71 junge Ärzte befinden sich im Moment in einer Facharztweiterbildung im Landkreis Ludwigsburg, wobei 41 davon Hausärzte und sechs Kinderärzte werden wollen. Obwohl die Arztzahlen bei der ambulanten Versorgung in Baden-Württemberg in den vergangenen Jahren auf nunmehr insgesamt 23 501 stetig gestiegen sind, haben die Stellenzahlen im Gegensatz dazu auf 17 330 abgenommen, sodass es zu Versorgungsengpässen kommen kann.

20 Prozent schon im Rentenalter

9,6 Prozent der Ärzte in der ambulanten Versorgung befinden sich in Baden-Württemberg im Renteneintrittsalter von 65 Jahren und älter, bei den Hausärzten ist es jeder fünfte. Immer beliebter werden bei den Ärzten Teilzeitmodelle und Kooperationspraxen. Auch die Zahl der Ärztinnen nimmt zu.

„Die jungen Ärzte streben nach der Ausbildung in eine Anstellungsposition oder Teilzeitmodelle. Sie wollen sich mit Kollegen austauschen und Familie sowie Berufe vereinbaren können. Außerdem sind die jungen Ärzte sehr heimatorientiert und wollen sich dort auch niederlassen, wo sie ihre Ausbildung gemacht haben“, erläuterte Gnoth im Tammer Gemeinderat. In den zurückliegenden zehn Jahren haben sich, nach den Erhebungen des Fachmanns, in Baden-Württemberg die Zahlen der Großpraxen vervierfacht und die Zahlen der Ärzte in Anstellung und in Teilzeitarbeit jeweils verdreifacht.

Stadt soll selbst aktiv werden

Gnoth riet den Vertretern der Kommune dazu, selbst aktiv zu werden und in Zukunft etwas für die Ansiedlung von Ärzten und besonders Kinderärzten in Tamm zu tun. Dabei kommt es nicht nur auf die Bereitstellung geeigneter Räumlichkeiten gerade für Gemeinschaftspraxen an, sondern auch auf gute Rahmenbedingungen wie eine entsprechende Infrastruktur und Familienfreundlichkeit. Auch Nachwuchsinitiativen der Gemeinden innerhalb der Ärzteschaft und eine entsprechende Öffentlichkeitsarbeit können von Erfolg gekrönt sein.

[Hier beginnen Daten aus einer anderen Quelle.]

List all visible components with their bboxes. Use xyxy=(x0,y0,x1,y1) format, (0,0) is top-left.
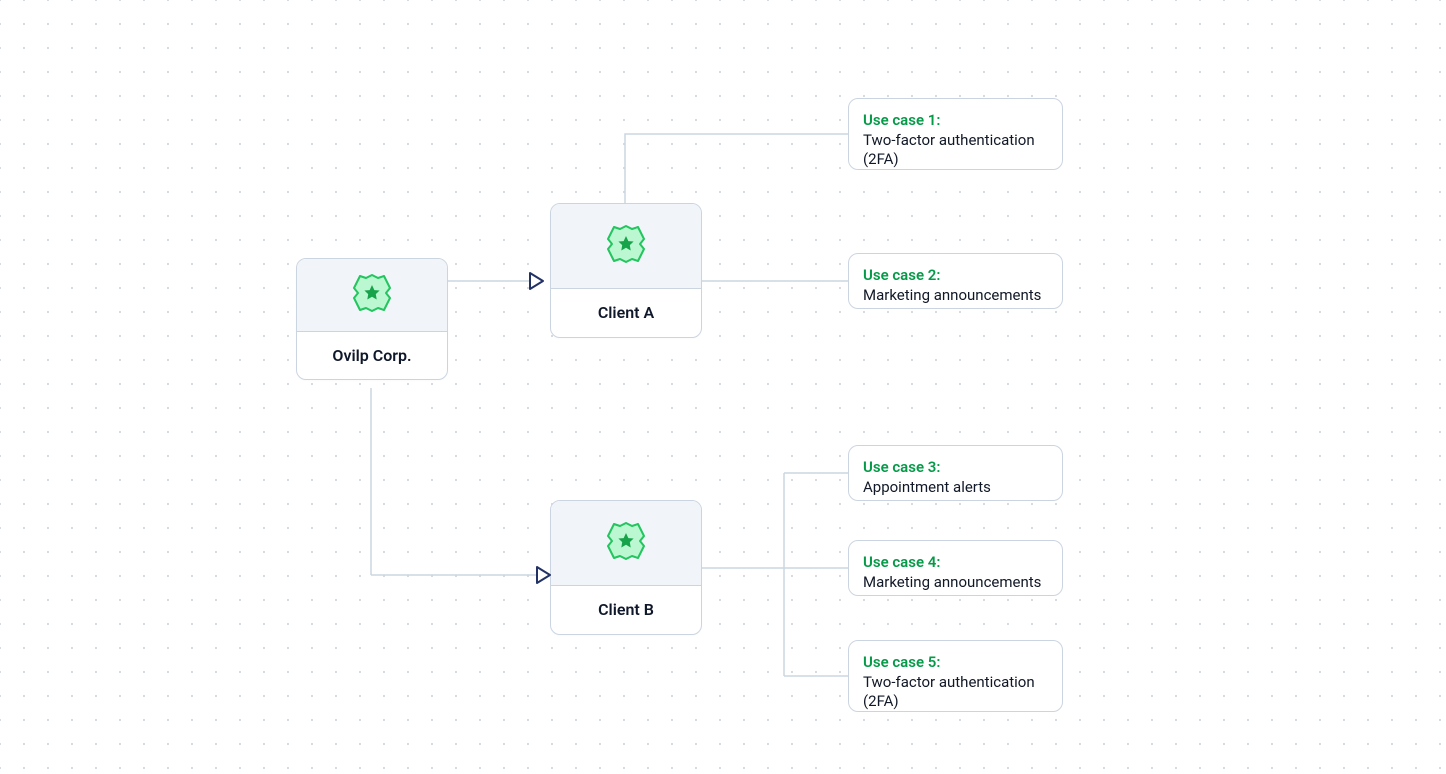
node-client-a[interactable]: Client A xyxy=(550,203,702,338)
usecase-2-desc: Marketing announcements xyxy=(863,286,1048,305)
node-client-a-label: Client A xyxy=(551,289,701,336)
verified-badge-icon xyxy=(605,520,647,566)
node-root[interactable]: Ovilp Corp. xyxy=(296,258,448,380)
connector-lines xyxy=(0,0,1446,774)
node-client-b-label: Client B xyxy=(551,586,701,633)
usecase-2-title: Use case 2: xyxy=(863,266,1048,284)
verified-badge-icon xyxy=(351,272,393,318)
node-client-b[interactable]: Client B xyxy=(550,500,702,635)
usecase-5-title: Use case 5: xyxy=(863,653,1048,671)
usecase-3-desc: Appointment alerts xyxy=(863,478,1048,497)
usecase-1-desc: Two-factor authentication (2FA) xyxy=(863,131,1048,169)
node-root-label: Ovilp Corp. xyxy=(297,332,447,379)
usecase-4-title: Use case 4: xyxy=(863,553,1048,571)
usecase-3-title: Use case 3: xyxy=(863,458,1048,476)
usecase-card-4[interactable]: Use case 4: Marketing announcements xyxy=(848,540,1063,596)
arrow-icon xyxy=(537,567,553,583)
usecase-5-desc: Two-factor authentication (2FA) xyxy=(863,673,1048,711)
usecase-card-3[interactable]: Use case 3: Appointment alerts xyxy=(848,445,1063,501)
diagram-canvas: Ovilp Corp. Client A xyxy=(0,0,1446,774)
arrow-icon xyxy=(530,273,546,289)
usecase-card-5[interactable]: Use case 5: Two-factor authentication (2… xyxy=(848,640,1063,712)
usecase-4-desc: Marketing announcements xyxy=(863,573,1048,592)
node-client-a-icon-area xyxy=(551,204,701,289)
usecase-1-title: Use case 1: xyxy=(863,111,1048,129)
node-root-icon-area xyxy=(297,259,447,332)
node-client-b-icon-area xyxy=(551,501,701,586)
usecase-card-2[interactable]: Use case 2: Marketing announcements xyxy=(848,253,1063,309)
verified-badge-icon xyxy=(605,223,647,269)
usecase-card-1[interactable]: Use case 1: Two-factor authentication (2… xyxy=(848,98,1063,170)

„Wir haben bereits Gespräche geführt, doch im Moment sind uns bei der Ansiedlung eines Kinderarztes in Tamm aufgrund des Versorgungsgrads die Hände gebunden“, sagte Bürgermeister Martin Bernhard in der jüngsten Sitzung des Gemeinderats. Er verwies auf das Gebiet des Planverfahrens „Südlich des Rathauses“, wo auch neue Praxisräume entstehen sollen. Der Tammer Rathauschef stellte in diesem Zusammenhang ebenfalls klar, dass die Bedarfsplanung des Bundes den aktuellen Gegebenheiten angepasst werden müsse.